No, dying is not hard at all.
What's hard is waking up every day in a world that humiliates you, strips you of dignity, and denies you meaning.
What's hard is clinging to life when every breath feels like lead and every day is a repeat of agony.
Anyone who says dying is hard has understood nothing, or is pretending not to understand.
Death is everywhere: a train at 200 km/h, a rope, a fall from height, a well-measured substance.
Every year, hundreds of thousands of people – even children – prove it: it's neither impossible nor that complicated.
You don't need a chemistry degree or a strategist's mind. You need just one thing: determination.
The problem isn't technical difficulty.
The problem is we live in a pro-life society that bombards us with fear, guilt, and inflated horror stories.
They show you the rare few who survived in terrible conditions to make you think "it always ends like that."

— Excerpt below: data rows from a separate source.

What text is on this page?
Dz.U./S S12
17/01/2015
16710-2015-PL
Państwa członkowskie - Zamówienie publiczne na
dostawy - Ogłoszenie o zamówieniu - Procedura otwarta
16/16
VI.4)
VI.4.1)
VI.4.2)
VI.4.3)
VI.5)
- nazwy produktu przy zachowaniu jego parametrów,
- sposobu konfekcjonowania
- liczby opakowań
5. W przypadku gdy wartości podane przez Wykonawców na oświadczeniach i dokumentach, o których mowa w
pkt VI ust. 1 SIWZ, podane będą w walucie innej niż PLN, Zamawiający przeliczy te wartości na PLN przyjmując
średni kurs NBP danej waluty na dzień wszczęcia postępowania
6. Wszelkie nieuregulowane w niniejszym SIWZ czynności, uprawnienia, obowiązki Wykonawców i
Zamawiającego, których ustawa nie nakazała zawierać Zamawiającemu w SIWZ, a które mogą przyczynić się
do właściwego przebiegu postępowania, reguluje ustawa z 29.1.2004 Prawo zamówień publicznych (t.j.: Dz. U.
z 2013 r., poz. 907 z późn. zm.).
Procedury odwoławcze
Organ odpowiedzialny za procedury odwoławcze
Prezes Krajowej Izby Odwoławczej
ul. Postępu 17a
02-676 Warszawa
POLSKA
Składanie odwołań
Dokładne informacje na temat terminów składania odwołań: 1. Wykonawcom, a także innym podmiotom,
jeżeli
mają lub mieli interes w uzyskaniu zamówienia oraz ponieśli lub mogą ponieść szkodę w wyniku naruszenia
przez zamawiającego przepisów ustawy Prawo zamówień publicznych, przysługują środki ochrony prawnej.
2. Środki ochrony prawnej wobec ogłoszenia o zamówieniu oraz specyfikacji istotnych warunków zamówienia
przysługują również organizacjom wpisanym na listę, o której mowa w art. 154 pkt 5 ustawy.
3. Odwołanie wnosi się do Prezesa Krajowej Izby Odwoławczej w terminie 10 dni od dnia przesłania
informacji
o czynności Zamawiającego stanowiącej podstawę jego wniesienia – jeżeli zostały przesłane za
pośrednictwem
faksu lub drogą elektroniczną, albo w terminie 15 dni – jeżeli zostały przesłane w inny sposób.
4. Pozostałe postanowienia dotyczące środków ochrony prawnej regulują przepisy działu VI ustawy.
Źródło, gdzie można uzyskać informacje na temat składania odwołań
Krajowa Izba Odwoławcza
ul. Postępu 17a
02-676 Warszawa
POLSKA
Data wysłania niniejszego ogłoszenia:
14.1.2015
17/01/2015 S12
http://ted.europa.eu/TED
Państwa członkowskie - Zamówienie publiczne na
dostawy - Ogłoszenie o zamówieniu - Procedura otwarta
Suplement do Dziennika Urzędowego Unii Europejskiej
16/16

They drown you in misleading statistics, extreme case reports, rare clinical outcomes – all to make you give up.
The truth?
Those who no longer want to live know it well:
death is a simple act. What's been distorted is the idea of death – made monstrous, unreachable.
So no: it's not hard to die.
What's hard is standing upright when all you want is to disappear.
What's hard is enduring the grip of a society that tells you to "hold on" even when you're already ashes inside.